Researchers introduce RePro (Retrospective Progress-Aware Training), a framework addressing the gap between step-wise RL optimization and metacognitive task-progress awareness in LLM agents. The approach uses a forward-then-reflect rollout paradigm where agents execute actions online and then retrospectively assess step-wise progress given the completed trajectory and known outcome. Evaluated on WebShop, ALFWorld, and Sokoban, RePro achieves up to 12% absolute success rate gains over baseline Qwen-family models without requiring continuous external supervision.

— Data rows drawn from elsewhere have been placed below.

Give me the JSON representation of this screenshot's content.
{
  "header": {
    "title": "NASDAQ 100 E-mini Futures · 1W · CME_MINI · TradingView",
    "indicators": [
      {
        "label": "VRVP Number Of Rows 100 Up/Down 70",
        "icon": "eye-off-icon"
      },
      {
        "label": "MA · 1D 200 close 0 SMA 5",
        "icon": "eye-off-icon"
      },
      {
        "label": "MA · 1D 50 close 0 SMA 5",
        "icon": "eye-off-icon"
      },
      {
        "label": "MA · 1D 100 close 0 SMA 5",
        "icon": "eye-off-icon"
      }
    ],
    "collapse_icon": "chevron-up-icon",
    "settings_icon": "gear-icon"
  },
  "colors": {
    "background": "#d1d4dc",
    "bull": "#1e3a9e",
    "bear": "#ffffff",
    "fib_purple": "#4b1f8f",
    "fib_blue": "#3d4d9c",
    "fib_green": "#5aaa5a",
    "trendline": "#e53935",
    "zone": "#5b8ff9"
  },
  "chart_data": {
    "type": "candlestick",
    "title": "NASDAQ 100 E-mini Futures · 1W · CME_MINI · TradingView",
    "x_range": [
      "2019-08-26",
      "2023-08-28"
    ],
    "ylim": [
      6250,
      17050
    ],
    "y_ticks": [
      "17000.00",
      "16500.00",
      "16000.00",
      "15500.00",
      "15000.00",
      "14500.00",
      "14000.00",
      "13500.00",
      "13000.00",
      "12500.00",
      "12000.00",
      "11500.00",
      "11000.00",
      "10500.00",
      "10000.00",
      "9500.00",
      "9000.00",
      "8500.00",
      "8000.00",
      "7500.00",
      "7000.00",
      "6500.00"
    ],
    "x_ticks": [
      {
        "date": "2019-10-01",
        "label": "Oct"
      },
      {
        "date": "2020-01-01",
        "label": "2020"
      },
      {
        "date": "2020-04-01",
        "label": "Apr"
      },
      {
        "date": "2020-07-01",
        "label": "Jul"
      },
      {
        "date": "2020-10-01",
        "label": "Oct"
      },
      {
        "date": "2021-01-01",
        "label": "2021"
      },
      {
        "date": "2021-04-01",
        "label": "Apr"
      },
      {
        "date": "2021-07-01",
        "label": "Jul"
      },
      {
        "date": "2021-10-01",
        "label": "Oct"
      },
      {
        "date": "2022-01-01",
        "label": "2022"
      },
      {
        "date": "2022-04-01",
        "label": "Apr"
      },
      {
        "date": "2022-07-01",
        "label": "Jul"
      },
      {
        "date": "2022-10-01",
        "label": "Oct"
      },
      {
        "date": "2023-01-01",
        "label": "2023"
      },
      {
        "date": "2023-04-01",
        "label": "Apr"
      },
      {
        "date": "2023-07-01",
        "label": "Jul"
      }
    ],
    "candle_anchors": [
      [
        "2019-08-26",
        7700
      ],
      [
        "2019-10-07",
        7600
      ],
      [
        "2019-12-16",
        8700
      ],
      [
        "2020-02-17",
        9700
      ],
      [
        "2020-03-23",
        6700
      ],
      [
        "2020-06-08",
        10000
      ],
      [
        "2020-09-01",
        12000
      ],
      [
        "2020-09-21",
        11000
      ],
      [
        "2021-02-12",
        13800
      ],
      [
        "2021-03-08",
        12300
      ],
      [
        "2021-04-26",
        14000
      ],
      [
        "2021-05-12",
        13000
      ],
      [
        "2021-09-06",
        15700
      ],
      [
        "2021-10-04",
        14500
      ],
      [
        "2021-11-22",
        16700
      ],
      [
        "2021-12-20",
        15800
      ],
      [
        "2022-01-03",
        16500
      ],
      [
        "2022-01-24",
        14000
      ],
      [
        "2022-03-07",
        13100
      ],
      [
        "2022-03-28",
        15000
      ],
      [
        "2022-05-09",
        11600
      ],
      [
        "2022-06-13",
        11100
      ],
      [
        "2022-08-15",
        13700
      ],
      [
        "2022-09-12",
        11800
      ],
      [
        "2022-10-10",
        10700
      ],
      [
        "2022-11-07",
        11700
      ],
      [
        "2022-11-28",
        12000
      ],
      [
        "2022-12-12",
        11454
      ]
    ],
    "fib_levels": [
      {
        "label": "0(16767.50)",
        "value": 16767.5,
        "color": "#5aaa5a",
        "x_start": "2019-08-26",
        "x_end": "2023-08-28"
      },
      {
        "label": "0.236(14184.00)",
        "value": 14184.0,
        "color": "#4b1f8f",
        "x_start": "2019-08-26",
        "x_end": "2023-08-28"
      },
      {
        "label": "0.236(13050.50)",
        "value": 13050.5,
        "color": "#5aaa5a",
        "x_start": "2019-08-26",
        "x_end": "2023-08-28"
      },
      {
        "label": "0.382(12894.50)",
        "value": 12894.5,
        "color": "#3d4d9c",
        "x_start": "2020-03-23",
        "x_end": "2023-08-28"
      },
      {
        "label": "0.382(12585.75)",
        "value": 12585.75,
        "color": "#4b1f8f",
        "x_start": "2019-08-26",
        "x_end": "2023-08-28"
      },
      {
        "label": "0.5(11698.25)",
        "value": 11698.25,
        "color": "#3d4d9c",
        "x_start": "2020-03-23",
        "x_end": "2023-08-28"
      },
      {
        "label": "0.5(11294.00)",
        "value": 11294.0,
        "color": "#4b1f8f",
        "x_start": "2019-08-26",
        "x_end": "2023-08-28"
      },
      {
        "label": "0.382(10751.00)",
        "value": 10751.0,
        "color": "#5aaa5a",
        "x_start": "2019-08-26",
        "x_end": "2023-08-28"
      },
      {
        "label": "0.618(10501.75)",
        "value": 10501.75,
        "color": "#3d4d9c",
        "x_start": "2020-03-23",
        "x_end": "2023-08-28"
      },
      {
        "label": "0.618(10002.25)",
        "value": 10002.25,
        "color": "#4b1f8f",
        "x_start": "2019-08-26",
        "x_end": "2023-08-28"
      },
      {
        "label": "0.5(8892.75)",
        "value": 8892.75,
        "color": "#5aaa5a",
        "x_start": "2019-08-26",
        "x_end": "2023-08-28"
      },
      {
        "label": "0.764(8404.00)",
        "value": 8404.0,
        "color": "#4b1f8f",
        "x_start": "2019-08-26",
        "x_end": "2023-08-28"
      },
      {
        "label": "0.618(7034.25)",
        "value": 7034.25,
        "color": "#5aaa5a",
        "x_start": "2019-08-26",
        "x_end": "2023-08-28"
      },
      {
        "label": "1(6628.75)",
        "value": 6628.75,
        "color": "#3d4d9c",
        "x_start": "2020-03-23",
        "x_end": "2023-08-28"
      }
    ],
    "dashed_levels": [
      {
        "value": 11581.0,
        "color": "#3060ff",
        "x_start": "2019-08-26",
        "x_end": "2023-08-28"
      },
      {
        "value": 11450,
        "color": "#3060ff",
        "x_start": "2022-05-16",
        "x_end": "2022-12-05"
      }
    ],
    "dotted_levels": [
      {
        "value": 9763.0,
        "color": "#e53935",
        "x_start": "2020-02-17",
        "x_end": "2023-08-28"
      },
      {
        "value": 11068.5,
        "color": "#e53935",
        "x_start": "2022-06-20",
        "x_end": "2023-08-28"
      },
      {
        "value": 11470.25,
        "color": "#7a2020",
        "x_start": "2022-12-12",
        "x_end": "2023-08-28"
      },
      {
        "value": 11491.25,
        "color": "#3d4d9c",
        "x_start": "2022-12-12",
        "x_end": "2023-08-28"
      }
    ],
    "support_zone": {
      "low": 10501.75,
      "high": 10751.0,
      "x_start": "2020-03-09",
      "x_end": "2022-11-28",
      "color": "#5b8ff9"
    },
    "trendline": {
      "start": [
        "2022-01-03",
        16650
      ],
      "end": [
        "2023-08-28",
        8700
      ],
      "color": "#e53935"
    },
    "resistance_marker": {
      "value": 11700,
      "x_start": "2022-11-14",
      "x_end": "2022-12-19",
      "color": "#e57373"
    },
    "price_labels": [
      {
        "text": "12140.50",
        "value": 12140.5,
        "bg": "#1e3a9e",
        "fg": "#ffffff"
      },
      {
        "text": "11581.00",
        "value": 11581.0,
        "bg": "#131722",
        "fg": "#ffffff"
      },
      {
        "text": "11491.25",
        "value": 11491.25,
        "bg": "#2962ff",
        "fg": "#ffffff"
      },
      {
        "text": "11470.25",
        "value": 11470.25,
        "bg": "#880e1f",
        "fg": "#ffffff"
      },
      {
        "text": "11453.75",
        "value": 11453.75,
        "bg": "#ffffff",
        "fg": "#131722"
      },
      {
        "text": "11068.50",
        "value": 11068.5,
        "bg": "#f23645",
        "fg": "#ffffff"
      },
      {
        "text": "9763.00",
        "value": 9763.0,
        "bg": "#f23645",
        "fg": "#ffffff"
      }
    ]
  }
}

Reversa is a multi-agent pipeline framework that converts legacy software systems into traceable operational specifications suitable for use by AI coding agents. The framework employs specialized agents for surface mapping, module analysis, implicit rule extraction, architecture synthesis, and specification review, with mechanisms for traceability, confidence marking, and gap preservation. An exploratory case study on migrating an ATM system from COBOL to Go produced 517 confidence-indexed claims, 53 Gherkin parity scenarios, and a partial reconstruction plan, though final validation was not completed. The system is distributed as a Node.js CLI and is positioned relative to literature on reverse engineering, LLM-based documentation, and software agents.